|Department of Public Information • News and Media Division • New York|
Sixty-seventh General Assembly
94th Meeting (AM)
General Assembly, Adopting Resolution, Urges Actions to Mitigate Multidimensional
Impacts of World Economic Crisis on Africa, among Hardest-hit by Downturn
Reaffirming Support for New Partnership for Africa’s Development,
Assembly Recommends Remedial Steps by Continent, International Community
In the final weeks before the start of the next session, the General Assembly today adopted a comprehensive resolution in support of the New Partnership for Africa’s Development, known as NEPAD, citing lingering severe impacts of the world financial and economic crisis on the continent and proposing ambitious steps by both Africa and the international community to offset them.
The General Assembly, in the wide-ranging text which sets out its concerns and places the responsibility for addressing them mainly with African countries and organizations, supported by a robust international response, noted that, while global growth was returning, recovery was “fragile and uneven” and required continued support for Africa’s special needs and action to mitigate the multidimensional impacts of the crisis on the continent.
It stressed that the prevention, management and resolution of conflict and post-conflict consolidation were essential for achieving NEPAD’s objectives, and welcomed the support of the United Nations and development partners to African regional and subregional organizations. Also welcome were the efforts of the Peacebuilding Commission in assisting post-conflict countries, particularly the six African nations for which it had established country-specific configurations.
In the context of the ongoing global financial and economic crisis, the Assembly expressed grave concern that Africa was particularly hard-hit, pointing to excessively volatile food and energy prices, as well as the increasing challenges posed by climate change, drought, land degradation, desertification and, among others, floods, all of which impacted the fight against poverty and hunger, and seriously challenged achievement of the Millennium Development Goals.
The Assembly welcomed progress by African countries in fulfilling their NEPAD commitments and encouraged them to continue their efforts towards achieving development goals, strengthening governance institutions and creating an environment conducive to involving the private sector. It recognized the important role that could be played by African regional economic communities.
Among its other provisions, the text encouraged African countries to accelerate achievement of food security, while welcoming their leaders’ commitment to raise the share of agriculture and rural development in their budgets.
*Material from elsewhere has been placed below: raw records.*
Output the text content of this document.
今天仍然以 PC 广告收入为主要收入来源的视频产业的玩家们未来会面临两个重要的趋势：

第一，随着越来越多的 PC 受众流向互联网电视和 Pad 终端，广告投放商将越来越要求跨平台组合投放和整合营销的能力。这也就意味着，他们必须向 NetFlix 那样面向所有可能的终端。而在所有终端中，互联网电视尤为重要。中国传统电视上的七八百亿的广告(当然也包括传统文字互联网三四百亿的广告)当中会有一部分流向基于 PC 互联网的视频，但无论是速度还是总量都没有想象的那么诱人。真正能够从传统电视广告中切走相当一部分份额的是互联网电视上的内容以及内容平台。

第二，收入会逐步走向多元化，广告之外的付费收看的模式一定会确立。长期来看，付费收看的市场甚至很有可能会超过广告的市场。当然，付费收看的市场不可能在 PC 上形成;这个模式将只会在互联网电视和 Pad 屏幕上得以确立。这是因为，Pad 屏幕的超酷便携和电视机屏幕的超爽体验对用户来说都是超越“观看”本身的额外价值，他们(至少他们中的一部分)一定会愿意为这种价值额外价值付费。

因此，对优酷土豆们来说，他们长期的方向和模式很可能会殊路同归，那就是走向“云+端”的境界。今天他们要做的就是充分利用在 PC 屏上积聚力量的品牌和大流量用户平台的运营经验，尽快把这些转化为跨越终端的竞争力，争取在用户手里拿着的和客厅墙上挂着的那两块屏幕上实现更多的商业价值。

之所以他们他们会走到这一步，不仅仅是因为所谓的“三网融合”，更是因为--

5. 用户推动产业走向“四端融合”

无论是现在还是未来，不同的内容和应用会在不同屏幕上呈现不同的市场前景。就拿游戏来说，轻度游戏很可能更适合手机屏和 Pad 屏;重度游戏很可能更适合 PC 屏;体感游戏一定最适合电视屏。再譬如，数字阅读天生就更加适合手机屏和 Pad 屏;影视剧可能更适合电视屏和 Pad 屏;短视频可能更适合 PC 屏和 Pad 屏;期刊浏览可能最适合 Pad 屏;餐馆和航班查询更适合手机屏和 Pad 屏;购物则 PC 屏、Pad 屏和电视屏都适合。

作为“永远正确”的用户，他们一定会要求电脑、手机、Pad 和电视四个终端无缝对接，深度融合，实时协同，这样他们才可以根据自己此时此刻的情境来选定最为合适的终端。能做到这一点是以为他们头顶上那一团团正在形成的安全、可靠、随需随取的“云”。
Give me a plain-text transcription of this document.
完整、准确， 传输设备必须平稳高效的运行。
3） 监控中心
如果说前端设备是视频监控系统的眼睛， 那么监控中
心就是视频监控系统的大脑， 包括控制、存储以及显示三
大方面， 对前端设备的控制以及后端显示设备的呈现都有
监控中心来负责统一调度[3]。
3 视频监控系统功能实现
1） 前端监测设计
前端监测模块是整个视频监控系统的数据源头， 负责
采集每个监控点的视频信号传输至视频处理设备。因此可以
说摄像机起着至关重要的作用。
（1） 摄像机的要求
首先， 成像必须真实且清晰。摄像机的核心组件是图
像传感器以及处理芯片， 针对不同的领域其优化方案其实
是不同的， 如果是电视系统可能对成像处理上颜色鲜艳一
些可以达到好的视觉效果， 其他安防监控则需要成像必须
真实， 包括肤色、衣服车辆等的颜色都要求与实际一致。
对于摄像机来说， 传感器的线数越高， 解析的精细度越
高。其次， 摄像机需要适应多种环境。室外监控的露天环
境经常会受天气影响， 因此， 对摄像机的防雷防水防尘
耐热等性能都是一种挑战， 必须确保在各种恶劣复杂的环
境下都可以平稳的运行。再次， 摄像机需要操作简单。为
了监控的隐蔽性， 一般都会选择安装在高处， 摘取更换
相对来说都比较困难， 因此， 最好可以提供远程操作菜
Those countries were further encouraged to expand local transit infrastructure and maintain the trend of increasing investment in infrastructure development overall.
In formulating the international community’s response, the Assembly urged support for measures to address poverty eradication, hunger, job creation and sustainable development in Africa, including debt relief, improved market access, support for the private sector and entrepreneurship, as well as the fulfilment of official development assistance (ODA) pledges and increased foreign direct investment and technology transfer.
The draft reiterated the importance of trade, emphasizing the need to resist protectionism and to conclude successfully the Doha Round of trade negotiations. It called for a sustainable solution to Africa’s external debt problems, pointing to the importance of debt relief, the Heavily Indebted Poor Countries Debt Initiative and debt restructuring. It also urged due attention to Africa’s priorities in formulating the post-2015 development agenda.
Recognizing that Africa, which contributed the least to climate change, was one of the most vulnerable regions to its adverse impacts, the Assembly called on the international community, particularly developed countries, to continue to support the continent in its adaptation and sustainable development efforts through, among others, technology transfer, capacity-building and the provision of adequate and predictable new resources, in line with existing commitments.
Further to the text, the Assembly President was asked to convene a plenary meeting at the sixty-eighth session for the purpose of holding a high-level thematic debate on the promotion of investment in Africa and its catalytic role in achieving the continent’s development objectives, including those of the New Partnership. The Secretary-General was asked to promote greater coherence in the work of the United Nations system in support of NEPAD.
Following the adoption, the representative of Equatorial Guinea, speaking in his capacity as Chair of the African Group, applauded the resolution as an important step towards full implementation of United Nations development commitments to Africa. He welcomed the request of the Secretary-General to strengthen the Office of the Special Adviser on Africa and hoped for a spirit of compromise and consensus when considering the programme budget implication in the Fifth Committee (Administrative and Budgetary).
Egypt’s representative noted the importance of the annual text on NEPAD in supporting Africa’s development needs.
Underlining his support for African development, Canada’s representative welcomed confirmation from the Secretariat that the text did not have programme budget implications, stressing the need for proper consultation of the Advisory Committee on Administrative and Budgetary Questions (ACABQ) and the Fifth Committee on any relevant budgetary issues.
A representative of the delegation of the European Union agreed with the statement made by the representative of Canada.
The representative of Fiji introduced the text on behalf of the “Group of 77” developing countries and China.